Has the pandemic helped us to understand that we share this world? The air, the aerosols, the bacteria, the viruses? If this does not illuminate the concept of the commons, then what does? The current exhibition at Bergen Kunsthall aspires to tackle a subject of global significance: our dependence on a commons that is so big we underestimate it: the ocean. Twenty-seven artists relate their work to this topic without resorting to straightforward didactics — even though it is important to see the show and realize that one needs to learn a few things.
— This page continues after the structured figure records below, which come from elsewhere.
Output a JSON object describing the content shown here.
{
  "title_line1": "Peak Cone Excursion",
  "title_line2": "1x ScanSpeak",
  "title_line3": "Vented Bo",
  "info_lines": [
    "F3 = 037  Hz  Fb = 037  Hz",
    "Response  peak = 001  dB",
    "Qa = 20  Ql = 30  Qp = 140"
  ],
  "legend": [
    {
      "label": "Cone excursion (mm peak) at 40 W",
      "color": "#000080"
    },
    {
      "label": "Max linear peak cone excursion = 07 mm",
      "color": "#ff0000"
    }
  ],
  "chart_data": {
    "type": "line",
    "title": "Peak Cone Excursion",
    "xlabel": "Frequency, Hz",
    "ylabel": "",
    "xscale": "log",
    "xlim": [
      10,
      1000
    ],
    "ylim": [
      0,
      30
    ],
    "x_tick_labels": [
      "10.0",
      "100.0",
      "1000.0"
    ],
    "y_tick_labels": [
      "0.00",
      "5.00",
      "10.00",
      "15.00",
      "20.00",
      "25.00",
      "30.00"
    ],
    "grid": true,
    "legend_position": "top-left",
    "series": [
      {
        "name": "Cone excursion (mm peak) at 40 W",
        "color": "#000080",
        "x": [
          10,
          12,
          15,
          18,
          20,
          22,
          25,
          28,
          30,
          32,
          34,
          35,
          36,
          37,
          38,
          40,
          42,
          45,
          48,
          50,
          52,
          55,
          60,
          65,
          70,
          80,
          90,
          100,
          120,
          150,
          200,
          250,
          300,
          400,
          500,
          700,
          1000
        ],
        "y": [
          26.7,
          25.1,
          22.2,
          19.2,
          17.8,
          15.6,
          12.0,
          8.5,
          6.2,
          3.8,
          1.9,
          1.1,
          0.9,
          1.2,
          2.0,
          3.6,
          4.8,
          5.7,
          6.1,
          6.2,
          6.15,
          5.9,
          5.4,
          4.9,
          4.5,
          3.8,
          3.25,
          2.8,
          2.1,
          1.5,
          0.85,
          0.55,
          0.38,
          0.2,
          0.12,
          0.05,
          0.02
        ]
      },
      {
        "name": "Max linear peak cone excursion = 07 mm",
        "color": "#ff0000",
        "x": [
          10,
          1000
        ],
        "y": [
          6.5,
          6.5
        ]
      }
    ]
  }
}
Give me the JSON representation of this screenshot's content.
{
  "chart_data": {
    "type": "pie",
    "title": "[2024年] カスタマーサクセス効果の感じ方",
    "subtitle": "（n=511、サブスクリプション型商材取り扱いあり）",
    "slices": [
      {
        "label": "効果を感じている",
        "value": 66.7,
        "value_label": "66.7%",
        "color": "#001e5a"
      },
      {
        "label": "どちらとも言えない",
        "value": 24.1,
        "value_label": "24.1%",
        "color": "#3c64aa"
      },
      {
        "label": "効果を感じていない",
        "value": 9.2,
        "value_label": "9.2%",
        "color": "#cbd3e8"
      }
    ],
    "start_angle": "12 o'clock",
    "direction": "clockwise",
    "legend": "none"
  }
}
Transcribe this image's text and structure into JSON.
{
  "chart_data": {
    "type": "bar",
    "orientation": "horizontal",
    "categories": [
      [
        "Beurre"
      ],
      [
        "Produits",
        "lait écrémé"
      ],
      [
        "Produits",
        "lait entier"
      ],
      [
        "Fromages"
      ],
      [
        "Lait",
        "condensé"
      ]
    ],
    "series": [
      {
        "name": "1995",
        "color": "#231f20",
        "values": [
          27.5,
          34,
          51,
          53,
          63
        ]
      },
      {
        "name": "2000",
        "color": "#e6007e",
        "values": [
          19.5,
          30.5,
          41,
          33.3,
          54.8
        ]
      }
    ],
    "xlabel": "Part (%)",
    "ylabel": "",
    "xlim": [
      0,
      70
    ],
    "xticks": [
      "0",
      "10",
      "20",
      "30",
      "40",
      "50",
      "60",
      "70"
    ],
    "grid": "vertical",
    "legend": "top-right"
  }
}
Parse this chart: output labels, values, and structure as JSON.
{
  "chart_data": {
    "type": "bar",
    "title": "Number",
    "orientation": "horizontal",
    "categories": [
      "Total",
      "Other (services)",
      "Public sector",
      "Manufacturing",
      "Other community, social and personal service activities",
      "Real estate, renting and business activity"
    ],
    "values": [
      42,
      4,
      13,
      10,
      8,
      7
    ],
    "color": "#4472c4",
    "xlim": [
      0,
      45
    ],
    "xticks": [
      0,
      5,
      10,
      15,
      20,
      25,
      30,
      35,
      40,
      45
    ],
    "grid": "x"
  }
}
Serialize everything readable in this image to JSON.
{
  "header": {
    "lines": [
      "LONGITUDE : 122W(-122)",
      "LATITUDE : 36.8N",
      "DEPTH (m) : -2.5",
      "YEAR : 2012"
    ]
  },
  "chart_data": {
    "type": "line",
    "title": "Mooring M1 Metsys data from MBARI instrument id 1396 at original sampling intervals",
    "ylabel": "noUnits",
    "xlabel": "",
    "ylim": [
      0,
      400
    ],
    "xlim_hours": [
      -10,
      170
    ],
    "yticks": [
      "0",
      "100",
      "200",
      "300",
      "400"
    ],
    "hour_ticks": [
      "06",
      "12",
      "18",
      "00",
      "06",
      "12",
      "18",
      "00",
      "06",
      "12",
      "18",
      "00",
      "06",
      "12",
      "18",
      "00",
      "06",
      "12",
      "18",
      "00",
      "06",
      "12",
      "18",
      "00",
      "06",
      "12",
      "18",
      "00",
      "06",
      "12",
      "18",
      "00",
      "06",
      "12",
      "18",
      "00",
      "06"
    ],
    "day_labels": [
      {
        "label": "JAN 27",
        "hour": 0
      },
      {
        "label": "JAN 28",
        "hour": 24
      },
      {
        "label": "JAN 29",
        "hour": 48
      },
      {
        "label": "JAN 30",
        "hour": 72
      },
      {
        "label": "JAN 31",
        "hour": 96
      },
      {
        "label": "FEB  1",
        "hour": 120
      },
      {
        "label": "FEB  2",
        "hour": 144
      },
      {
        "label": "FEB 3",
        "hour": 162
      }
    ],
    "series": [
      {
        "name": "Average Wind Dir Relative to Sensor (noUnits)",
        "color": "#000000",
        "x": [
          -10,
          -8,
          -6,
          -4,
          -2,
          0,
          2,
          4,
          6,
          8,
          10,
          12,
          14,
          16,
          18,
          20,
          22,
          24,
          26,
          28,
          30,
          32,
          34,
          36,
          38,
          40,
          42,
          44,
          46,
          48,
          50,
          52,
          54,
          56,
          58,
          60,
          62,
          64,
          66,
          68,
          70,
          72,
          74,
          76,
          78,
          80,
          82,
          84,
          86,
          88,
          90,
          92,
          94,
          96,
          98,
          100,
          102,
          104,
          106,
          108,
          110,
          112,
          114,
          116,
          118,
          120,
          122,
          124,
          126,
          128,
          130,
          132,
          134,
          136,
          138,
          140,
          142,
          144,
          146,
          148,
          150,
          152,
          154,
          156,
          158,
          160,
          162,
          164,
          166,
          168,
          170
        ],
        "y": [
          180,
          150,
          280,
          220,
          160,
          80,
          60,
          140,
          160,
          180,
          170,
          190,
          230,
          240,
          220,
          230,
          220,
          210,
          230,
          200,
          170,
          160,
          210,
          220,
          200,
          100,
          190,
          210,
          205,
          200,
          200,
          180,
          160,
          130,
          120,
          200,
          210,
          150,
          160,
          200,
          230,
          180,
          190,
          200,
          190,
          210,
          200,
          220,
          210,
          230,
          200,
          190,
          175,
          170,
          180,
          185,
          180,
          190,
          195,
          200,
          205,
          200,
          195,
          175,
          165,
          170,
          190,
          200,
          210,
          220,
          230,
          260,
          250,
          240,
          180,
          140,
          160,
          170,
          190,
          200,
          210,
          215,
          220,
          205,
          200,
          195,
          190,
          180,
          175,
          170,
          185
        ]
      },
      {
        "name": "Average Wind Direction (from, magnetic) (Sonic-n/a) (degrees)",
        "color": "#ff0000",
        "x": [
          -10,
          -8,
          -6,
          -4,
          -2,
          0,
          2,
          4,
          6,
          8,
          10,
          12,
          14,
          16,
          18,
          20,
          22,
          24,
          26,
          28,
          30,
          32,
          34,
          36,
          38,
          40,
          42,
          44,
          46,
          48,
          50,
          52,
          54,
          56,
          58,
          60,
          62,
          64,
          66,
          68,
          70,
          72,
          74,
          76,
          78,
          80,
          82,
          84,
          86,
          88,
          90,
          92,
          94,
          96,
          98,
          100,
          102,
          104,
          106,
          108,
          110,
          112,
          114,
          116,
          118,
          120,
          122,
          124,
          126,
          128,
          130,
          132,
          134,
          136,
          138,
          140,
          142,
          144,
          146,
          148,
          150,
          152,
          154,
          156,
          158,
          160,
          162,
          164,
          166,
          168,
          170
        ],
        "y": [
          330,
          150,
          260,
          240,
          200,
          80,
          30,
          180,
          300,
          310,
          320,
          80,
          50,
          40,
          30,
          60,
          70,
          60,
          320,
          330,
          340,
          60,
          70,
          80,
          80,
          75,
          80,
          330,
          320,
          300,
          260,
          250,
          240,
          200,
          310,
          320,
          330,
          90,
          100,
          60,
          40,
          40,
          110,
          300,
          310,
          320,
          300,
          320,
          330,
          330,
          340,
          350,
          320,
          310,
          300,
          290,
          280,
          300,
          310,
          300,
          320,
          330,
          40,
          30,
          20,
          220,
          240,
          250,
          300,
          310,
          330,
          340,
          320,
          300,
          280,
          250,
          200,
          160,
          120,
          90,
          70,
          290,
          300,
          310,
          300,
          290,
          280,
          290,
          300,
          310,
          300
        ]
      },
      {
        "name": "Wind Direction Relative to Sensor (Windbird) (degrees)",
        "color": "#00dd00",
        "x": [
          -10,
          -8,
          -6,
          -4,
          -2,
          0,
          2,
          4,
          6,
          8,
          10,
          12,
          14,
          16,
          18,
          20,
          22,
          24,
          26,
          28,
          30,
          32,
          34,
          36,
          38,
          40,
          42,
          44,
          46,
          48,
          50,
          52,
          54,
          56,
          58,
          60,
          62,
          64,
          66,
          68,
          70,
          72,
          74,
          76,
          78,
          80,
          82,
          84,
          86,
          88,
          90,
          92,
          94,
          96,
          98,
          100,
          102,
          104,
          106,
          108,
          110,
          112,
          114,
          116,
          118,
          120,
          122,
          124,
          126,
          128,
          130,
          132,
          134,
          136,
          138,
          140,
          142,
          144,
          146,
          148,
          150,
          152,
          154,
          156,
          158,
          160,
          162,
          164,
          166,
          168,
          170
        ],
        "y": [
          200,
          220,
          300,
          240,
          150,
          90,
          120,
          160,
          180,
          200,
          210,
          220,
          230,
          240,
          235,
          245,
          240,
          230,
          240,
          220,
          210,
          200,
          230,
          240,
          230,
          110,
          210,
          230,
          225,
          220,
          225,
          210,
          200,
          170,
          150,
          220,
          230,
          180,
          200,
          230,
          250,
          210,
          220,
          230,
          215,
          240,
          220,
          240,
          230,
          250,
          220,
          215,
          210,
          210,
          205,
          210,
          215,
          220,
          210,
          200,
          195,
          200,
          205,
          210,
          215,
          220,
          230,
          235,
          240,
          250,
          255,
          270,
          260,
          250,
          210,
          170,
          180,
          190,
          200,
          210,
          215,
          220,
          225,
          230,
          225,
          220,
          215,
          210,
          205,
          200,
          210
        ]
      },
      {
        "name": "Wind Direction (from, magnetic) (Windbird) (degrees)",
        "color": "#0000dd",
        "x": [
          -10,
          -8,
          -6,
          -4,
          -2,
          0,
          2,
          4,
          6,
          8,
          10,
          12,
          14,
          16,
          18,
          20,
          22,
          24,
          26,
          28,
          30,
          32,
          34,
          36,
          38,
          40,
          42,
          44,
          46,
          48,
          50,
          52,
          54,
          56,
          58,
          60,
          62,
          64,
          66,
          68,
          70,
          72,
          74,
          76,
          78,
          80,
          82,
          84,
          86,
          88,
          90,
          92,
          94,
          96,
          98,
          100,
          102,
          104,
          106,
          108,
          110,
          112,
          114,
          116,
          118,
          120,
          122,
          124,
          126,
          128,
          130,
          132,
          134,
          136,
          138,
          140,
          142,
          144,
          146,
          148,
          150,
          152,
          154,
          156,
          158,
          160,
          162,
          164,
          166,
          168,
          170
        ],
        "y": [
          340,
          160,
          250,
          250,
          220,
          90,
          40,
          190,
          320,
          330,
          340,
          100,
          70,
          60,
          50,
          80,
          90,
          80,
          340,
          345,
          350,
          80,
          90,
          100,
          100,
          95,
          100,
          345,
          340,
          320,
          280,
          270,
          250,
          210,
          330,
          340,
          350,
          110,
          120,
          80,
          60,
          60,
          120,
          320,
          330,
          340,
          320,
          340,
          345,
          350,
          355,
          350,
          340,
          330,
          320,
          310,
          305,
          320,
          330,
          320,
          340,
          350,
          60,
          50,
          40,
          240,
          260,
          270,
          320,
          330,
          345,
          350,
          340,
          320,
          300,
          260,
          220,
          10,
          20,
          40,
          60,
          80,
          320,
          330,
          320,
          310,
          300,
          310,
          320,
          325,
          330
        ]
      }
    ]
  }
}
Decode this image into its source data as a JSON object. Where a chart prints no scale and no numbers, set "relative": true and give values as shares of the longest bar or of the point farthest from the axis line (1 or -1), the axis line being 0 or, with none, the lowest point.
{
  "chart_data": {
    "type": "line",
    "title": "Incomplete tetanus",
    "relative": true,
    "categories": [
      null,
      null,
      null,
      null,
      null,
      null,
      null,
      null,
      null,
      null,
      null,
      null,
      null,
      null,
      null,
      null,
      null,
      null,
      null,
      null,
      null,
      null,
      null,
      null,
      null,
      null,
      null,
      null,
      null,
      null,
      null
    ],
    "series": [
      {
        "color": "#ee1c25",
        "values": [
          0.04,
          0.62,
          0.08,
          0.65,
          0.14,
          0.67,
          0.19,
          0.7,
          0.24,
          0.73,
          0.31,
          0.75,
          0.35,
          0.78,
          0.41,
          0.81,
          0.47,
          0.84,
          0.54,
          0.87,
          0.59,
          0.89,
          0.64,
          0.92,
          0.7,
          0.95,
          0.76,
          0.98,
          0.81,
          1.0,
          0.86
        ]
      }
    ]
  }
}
It’s not the first such exhibition: the current edition of the Helsinki Biennial is titled “The Same Sea,” and for years the Vienna-based TBA21 foundation has been running an exhibition program intensively focused on aspects of the ocean. This exhibition, however, has a very specific approach, which becomes obvious when looking at the accompanying publication. It doesn’t mention a single work in the show, and is anything but a glossy coffee-table book. Instead, it is a hundred-page newspaper that compiles research and information about the ocean, in particular the North Sea off Bergen, put together by students and graduates of the Bergen School of Architecture (BAS). It examines the “long and oscillating legacy of relations with the sea” within the surrounding province of Vestland, and takes as a starting point the contrast between descriptions of the North Sea as either an extremely industrialized body of water (think of fishing, oil extraction, shipping) or against the background of an optimistically envisioned “blue economy.” If the latter sounds like a seaman’s yarn, it may be: companies are currently drawing up scenarios to exploit the potential of deeper levels of the oceans, all under conditions of sustainability, of course! So far this includes ideas such as extracting rare minerals from the deep sea, cultivating and harvesting algae as a source of food, and developing of new sources of energy. It does sound a bit too good to be true. With further sections on the process of scrapping drilling platforms, and the economic and cultural aspects of salmon farming, it is fair to say that this newspaper forms the analytical backbone to the exhibition.
The emotional context comes from the city of Bergen itself: for centuries, Norway’s second city has defined itself through its relationship with the sea. This history has left its traces, which the collective VUMA reflects on in guided walks around the city, accessible also by app. The collective aspires to create space for young people of color in the cultural, political, and media landscapes of Norway. Thus, issues like how slave trade profits contributed directly to the arts in seventeenth-century Bergen is a subject here. To use art as a tool to better understand and negotiate anew the current impact of ancient history and the symbolic visibility afforded to it is among its worthiest causes.
Another work dealing with visibility can be found in the beautiful Bergen Natural History Museum, home to an elaborate nineteenth-century natural history display (e.g., stuffed animals, whale bones, a mandrake). If you open the wrong drawer, you will find it full of bug traps from the museum’s display cases. It’s not a mistake, but an intervention by Andy Lock from the Bergen Art Academy, titled The Wrong Bodies (2020). And yes, roaches are underrepresented in this exhibition, but this quip addresses selection, what’s wrong and right, representable or not, and this not only in terms of the museum but in terms of cultural identity altogether.
The dead roaches are not an official part of the Kunsthall exhibition, but a video by another collective, INTERPRT, is. This work visualizes models for deep-sea mining and posits the environmental risks of exploiting parts of the planet that are more difficult to reach than the moon, making them mankind’s last remaining frontiers. The ultimate frontier, however, may remain the question underlying the ocean: How can we live together?